Graphing when you can not chart everything: actual tips on nursing documentation

- 09.41


Changes in electronic health records leave considerable flexibility for medical care providers to document patient care. Several electronic charts have many options to capture patient care, but others have few options. Also, being unable to capture sufficient patient care necessary to demonstrate that both criteria are met,

An example of a document that is frequently seen in medical records and is often presented as a problem in a court is related to the collapse of the skin. Basically, patients who can not adjust their position need to prevent skin collapse every two hours. According to the State Pressure Advisory Committee, many factors are taken into account in assessing tissue damage, but primary and primary intervention in all patients regardless of "other factors" is. In case of suspected tissue injury (bedridden), stage II, stage III, stage IV, or deep tissue damage, scrutiny of care should be taken into consideration for the prevention of wounds if the patient is at least as close as possible to the standard Care

Nursing negligence may be accused of not going around the patient every two hours. In addition, it is assumed that a falling patient was not taken if the medical record does not indicate that the care plan of care includes an actual or potential problem addressing a change in skin integrity. If an injury occurs, there is a possibility that a correlation may be established between the nurse and the nurse. I could not turn the patient, which led to destruction of the skin.

According to the medical records, it is considered that "other physical factors" contribute significantly when the patient rotates every 2 hours and it turns out that an advanced wound is still occurring. In the absence of other physical factors, the document may be regarded as an invalid chart. Other physical factors include, but are not limited to, test results, diabetes, coronary artery disease, previous surgery, age, infection and so on.

Examples of cases in which care was not documented and the care of additional care was done are as follows.

• The head of the bed is lifted. The elevation recorded to a special extent is important when care is accompanied by aura of aspiration and limits fluoroscopy or hemodynamic measurements.

• Response to drug titration in critical treatment areas. Titration of medication is expected to occur until the desired effect is achieved, especially when the order is written in protocol format. The medication management recorded in the medical records should reflect the appropriate clinical judgment by the nurse.
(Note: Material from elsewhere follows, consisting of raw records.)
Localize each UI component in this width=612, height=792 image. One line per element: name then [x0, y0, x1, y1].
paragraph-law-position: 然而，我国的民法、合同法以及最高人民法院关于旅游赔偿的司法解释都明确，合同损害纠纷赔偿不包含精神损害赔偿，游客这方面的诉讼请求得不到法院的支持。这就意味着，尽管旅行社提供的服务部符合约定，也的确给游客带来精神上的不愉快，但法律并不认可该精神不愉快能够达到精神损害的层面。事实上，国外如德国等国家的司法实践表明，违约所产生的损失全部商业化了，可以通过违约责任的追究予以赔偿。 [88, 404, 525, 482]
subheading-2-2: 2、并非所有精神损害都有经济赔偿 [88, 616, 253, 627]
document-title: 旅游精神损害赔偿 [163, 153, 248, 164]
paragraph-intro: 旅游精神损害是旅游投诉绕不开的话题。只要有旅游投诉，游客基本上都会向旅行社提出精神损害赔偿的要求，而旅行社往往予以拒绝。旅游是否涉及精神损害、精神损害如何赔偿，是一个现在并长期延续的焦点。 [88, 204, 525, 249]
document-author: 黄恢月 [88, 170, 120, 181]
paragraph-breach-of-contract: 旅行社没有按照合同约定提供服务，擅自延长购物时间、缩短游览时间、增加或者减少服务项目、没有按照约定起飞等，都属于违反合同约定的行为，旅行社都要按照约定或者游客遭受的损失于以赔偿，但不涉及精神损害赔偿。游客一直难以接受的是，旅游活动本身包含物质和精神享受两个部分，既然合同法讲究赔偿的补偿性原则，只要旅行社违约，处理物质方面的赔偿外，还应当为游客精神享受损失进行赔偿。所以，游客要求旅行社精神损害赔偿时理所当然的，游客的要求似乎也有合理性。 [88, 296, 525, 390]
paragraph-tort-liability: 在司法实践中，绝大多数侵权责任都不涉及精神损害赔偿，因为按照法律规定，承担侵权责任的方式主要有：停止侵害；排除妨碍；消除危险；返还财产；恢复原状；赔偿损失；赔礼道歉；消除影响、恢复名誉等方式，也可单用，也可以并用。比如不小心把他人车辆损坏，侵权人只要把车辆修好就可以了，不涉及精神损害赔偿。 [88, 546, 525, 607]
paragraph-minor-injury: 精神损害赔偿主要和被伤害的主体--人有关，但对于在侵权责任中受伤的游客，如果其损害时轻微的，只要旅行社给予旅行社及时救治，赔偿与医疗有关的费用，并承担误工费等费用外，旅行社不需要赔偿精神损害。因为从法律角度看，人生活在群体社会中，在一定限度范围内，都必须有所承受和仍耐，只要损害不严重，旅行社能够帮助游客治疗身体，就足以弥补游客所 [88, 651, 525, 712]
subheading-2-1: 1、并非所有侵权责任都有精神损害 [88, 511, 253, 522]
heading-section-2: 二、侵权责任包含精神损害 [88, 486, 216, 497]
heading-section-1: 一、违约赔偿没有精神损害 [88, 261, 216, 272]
• Intervention for fall prevention. Simply recording or checking is not enough. If the patient collapses with your shift, does the record show that what was stated in the protocol was done to prevent fall? Specifically describe the interventions used when caring for patients judged to be at higher risk of injury.

The medical record entry must be fact, accurate, complete and timely. We will use FACT rules. It is very easy to remember.

FACTUAL means that the details of the fact that the story describing the patient's care is clear enough. The fact is clinical findings that the nurse knows the truth. Facts are test results, clinical assessment, medication, vital signs, which may mean what patients say. Please put what the patient says in "quote". Beginner's knowledge is another way of deciding what should be charted. The best practice is to chart only what is known to be true. The exception to this practice is the crisis intervention when the situation uses scribes during code or prompt response. The scribe chart is created as the event is deployed, and after the patient is stabilized by the medical team, the accuracy of the document is confirmed.

ACCURATE means that facts must be recorded correctly. The lab needs to enter accurately unless it passes through the electronic health record portal system. Moving only one decimal point when recording the dosage administered will tell you that the dosage will increase by 10 or 100 times the dosage. Imagine that the record that the nurse administered 10 mg of atropine instead of 1 mg was reflected. If the fatal result appears to be related to medication errors, how is this error protected?

Complete medical record entry is a thorough entry. Please do not guess the patient's care and leave it to the reader. Please use "OPQRST" to check the entries of the chart.

"O" is for sunset.

"P" is for predicting or exacerbating factors.

"Q" is quality or quantity

"R" is for radiation

"S" is for the situation

"T" is time (time)

The last word is timely. Entries for medical records are expected to be written at the same time. Every means means to create a chart as soon as possible after the event has occurred. Timely high skill setting is not the same timely in low level care, including long term care settings. The higher the sharpness, the more entries are expected to be recorded for patient care. A lower level of sharpness results in fewer orders, fewer interventions, fewer interactions, fewer entries representing rendered care. The frequency of participation needs to be adjusted according to the facility's policy and the level of patient acuity.